The experiment involved feeding deuterium and tritium, both hydrogen isotopes, into the tokamak. These isotopes are the likely fuel choice for future commercial fusion reactors. By heating the tokamak to 150 million degrees Celsius, ten times hotter than the sun's core, the team induced the fusion of deuterium and tritium, creating helium and releasing significant heat in the process.
This heat is contained within the tokamak by powerful magnets and could potentially be converted into electricity. Marking the end of JET's over 40 years of operation, this record-setting experiment offers promising insights for upcoming fusion projects like ITER, the largest tokamak under construction in France, and DEMO, its successor aimed at demonstrating a fully operational fusion power plant.
Ambrogio Fasoli, CEO of EUROfusion, the consortium behind the JET experiment, highlighted the significance of this achievement for future fusion technology, particularly in bolstering confidence for projects like ITER and DEMO.
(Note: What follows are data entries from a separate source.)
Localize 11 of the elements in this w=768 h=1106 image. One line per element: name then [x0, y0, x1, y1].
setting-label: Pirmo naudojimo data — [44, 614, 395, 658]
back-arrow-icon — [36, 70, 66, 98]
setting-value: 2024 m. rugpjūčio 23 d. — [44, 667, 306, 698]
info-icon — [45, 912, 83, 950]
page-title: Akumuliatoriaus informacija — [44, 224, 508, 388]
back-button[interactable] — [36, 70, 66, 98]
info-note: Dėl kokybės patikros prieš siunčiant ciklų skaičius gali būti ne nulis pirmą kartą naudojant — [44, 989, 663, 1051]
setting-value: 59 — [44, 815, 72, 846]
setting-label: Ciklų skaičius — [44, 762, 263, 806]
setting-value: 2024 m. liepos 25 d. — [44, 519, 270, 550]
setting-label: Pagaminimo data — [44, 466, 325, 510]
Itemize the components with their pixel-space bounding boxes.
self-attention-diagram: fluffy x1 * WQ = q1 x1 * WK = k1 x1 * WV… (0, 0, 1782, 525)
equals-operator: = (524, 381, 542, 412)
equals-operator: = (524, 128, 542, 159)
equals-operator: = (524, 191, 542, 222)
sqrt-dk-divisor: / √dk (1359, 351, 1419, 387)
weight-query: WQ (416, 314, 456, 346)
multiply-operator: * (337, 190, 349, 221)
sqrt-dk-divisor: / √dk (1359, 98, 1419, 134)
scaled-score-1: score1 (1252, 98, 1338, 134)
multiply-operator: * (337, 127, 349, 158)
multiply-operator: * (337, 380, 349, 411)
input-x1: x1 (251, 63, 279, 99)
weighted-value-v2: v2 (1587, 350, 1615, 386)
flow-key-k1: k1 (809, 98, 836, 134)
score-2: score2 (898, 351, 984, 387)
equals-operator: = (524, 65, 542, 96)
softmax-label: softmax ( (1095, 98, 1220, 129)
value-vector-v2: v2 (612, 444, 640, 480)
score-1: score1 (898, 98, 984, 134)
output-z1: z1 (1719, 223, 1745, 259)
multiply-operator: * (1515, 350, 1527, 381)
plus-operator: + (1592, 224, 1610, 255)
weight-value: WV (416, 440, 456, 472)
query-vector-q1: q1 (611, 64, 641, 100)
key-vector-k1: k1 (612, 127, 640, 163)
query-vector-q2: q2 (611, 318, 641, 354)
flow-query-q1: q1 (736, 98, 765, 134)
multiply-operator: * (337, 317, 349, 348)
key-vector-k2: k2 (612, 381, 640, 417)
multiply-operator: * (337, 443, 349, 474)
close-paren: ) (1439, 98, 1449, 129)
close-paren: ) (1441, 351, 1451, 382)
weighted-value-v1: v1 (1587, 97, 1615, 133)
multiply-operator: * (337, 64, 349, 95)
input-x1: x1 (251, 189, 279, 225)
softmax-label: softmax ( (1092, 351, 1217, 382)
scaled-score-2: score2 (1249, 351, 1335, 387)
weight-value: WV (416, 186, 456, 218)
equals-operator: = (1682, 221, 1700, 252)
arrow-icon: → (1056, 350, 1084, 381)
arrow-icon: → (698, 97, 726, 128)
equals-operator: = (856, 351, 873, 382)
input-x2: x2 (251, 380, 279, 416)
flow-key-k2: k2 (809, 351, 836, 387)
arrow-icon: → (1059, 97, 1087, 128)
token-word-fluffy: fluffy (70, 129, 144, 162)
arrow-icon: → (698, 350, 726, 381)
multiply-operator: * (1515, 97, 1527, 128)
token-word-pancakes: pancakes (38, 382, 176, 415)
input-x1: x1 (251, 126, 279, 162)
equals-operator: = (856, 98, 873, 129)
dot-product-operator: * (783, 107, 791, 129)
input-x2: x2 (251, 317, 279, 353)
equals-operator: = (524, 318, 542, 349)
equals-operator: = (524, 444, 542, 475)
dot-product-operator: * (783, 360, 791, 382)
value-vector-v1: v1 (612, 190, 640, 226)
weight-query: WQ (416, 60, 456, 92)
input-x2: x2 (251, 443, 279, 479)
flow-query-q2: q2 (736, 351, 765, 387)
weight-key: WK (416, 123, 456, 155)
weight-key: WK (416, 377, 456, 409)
Despite the potential of fusion energy to revolutionize the fight against climate change, experts like Aneeqa Khan from the University of Manchester caution that the technology still faces significant hurdles and is years away from commercial viability. The experiment consumed more energy than it generated, and there are numerous engineering and material challenges to overcome. Nonetheless, growing investment and progress in the field are encouraging, and there is a need for training more specialists in fusion technology.
This announcement coincided with the European Union’s Copernicus service reporting that global warming has exceeded a 1.5 degrees Celsius threshold over a 12-month period for the first time, underscoring the urgent need for innovative solutions to climate change. Achieving significant reductions in greenhouse gas emissions this decade and reaching zero net emissions by 2050 are critical steps in preventing catastrophic climate change, necessitating a swift move away from fossil fuels.